Monday, March 17, 2008

Slightly fraught weekend. I think I'm still getting over the chest infection that kept me off work for most of last week, but I'm really tired and cranky most of the time. On Saturday, Jessica went to a friend's house while we went floor shopping for the new extension - and found out that the Karndean stuff we'd been drooling over is far too expensive for us. Back to the drawing board - and probably to vinyl floor tiles. At least I can lay them myself.

The extension itself is coming on apace now. We're into week three of the building work. I find it very disruptive having everything muddy and all over the place. But the walls are mostly up. Deb tells me today that the side porch - which they're replacing the roof on - has had the new tiles put on today, after they left it without a roof for a week through the worst storm of the winter. We survived though.

Sunday required the usual argument to get the kids to do anything other than slob around in their pyjamas. This one was a bit worse than usual, but we managed it in the end, for a 2.5 mile walk around Bickerton Hill. Short walk, but very pleasant. Fantastic views of the Welsh hills, Cheshire plain, and all the way over to the Liverpool cathedrals on the horizon.

Still concerned about where my job is going. I just don't have enough to do. And that's very difficult for me to cope with. It doesn't help that so much of the work I have done has clearly been nugatory. But I never get the feedback to say "this went well, but that's been overtaken, and the other wasn't quite what we were after..." It feels like fumbling around in the dark.

The school routine is very constraining too. Make lunches, iron shirts, generally keep the routines ticking over. It just seems to eat up so much time. Well, the Easter holidays beckon, and we've a week away planned near Hereford. Not quite sure what we'll do as yet, but the cottage is booked and paid for, so we'll just have to make it up as we go along. Haven't decided on the summer yet - have I told the story of how awkward my boss has been over summer leave? Hadrian's Wall is feeling attractive, but we might have left it a little late to book anything. The Peak District would be another possibility as we thoroughly enjoyed a long weekend spent there last year. I'll update when we've decided what to do. The downside, of course, is that if it rains it will be well and truly miserable...

Saturday, March 15, 2008

It's the last day before retirement for one of my bosses in my old job today - Howard. He's been such an influence on my life and career that I couldn't let the moment pass without comment.

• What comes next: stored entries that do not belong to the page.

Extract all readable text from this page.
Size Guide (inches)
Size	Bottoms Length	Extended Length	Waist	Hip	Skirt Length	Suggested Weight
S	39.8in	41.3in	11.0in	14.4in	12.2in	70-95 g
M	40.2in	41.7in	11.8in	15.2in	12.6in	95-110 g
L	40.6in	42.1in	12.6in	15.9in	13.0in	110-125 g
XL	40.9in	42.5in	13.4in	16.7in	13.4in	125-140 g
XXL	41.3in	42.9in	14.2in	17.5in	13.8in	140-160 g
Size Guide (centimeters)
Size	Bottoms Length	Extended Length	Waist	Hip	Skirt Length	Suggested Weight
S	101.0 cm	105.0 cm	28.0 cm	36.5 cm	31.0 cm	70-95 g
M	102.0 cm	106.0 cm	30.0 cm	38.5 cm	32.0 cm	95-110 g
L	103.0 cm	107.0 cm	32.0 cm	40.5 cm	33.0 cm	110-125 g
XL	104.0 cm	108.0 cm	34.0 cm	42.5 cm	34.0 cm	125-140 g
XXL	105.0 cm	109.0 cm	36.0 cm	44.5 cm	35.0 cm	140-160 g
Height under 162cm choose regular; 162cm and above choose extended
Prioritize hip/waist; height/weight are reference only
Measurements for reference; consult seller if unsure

Strangely, I didn't actually work directly to him for very long - just 6 months on a project team. But I did other bits and pieces of work for him, and got to know him personally quite well in the 5 years before I left for my current job.

I must say that I don't think he was everyone's cup of tea in the organisation. But for me he seemed to show commitment and an interest in life at the coal face unusual in senior managers (at least in my experience so far). On a personal level, his interest in and commitment to my development was astounding. He gave me opportunities to excel, and then helped me make the most of them job hunting later on. He introduced me to EFQM which, although it doesn't seem very popular within the Civil Service at the moment, is an inspired way to think of management. To me, it felt like finally being given the instruction booklet for management.

In short, he was an inspirational leader, even if he could be a little cantakerous.

On a personal level, I like to think we became fairly close to friends. He certainly changed my interest in music, with an interest in Elvis I hadn't had before - mostly through a realisation of the breadth of his work, from country to jazz to gospel, and introduced through a 5 hour car journey to Cardiff.

That's it. so long Howard. Ere's hoping I meet another manager as good soon, 'cos they don't seem to be on the horizon at the moment!